Introduction of plasmid pKW99, which coexpresses the deregulated 3-deoxy-D-arabino-heptulosonate 7-phosphate synthase and tryptophan-biosynthetic enzymes, into tryptophan-producing Corynebacterium glutamicum KY10894 resulted in a marked increase (54%) in yield of tryptophan production (43 g/liter), but incurred two problems. One was a decline in sugar consumption at the late stage of fermentation, and the other the loss of the plasmid in the absence of selective pressure.

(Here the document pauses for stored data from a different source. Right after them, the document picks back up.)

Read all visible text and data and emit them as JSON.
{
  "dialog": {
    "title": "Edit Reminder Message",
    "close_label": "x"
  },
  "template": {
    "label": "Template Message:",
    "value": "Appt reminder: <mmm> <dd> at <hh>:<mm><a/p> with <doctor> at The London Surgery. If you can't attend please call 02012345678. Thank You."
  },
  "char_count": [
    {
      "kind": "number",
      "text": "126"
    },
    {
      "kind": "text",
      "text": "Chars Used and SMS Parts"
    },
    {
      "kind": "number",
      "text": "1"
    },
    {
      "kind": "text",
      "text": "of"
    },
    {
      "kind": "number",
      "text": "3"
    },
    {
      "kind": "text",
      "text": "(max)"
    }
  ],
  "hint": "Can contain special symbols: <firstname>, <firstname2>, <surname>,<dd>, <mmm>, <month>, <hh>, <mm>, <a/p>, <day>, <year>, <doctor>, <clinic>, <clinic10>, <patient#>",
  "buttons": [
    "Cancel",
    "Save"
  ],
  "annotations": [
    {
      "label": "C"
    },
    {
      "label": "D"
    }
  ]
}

The retarded sugar assimilation was found to be attributed to the death of cells that arose from the detrimental action of indole, the last intermediate in the tryptophan pathway, accumulated as a by-product. A chain of these events simultaneously disappeared when serine, the other substrate of the final reaction by tryptophan synthase, was added. These results indicated that a limiting supply of serine was the cause of the decline in the sugar consumption. Thus, to increase carbon flux into serine, the gene for 3-phosphoglycerate dehydrogenase (PGD), the first enzyme in the serine pathway, was cloned from wild-type C. glutamicum ATCC 31833 and joined onto pKW99 to generate pKW9901. Strain KY10894 transformed with pKW9901 favorably consumed sugar through fermentation with accumulating little indole. Furthermore, on the basis of the observation that serine in the medium was consumed rapidly by the recombinant cells, we developed a unique plasmid stabilization system composed of KY9218 (a PGD-deficient serine-requiring strain of KY10894) and pKW9901: In its combination, cells lacking the plasmid should not proliferate in the fermentation medium which does not contain serine. Even if selective pressure was not applied, the modified strain KY9218 with pKW9901 stably maintained the plasmid during fermentation and produced 50 g/liter of tryptophan in a 61% increased yield relative to strain KY10894.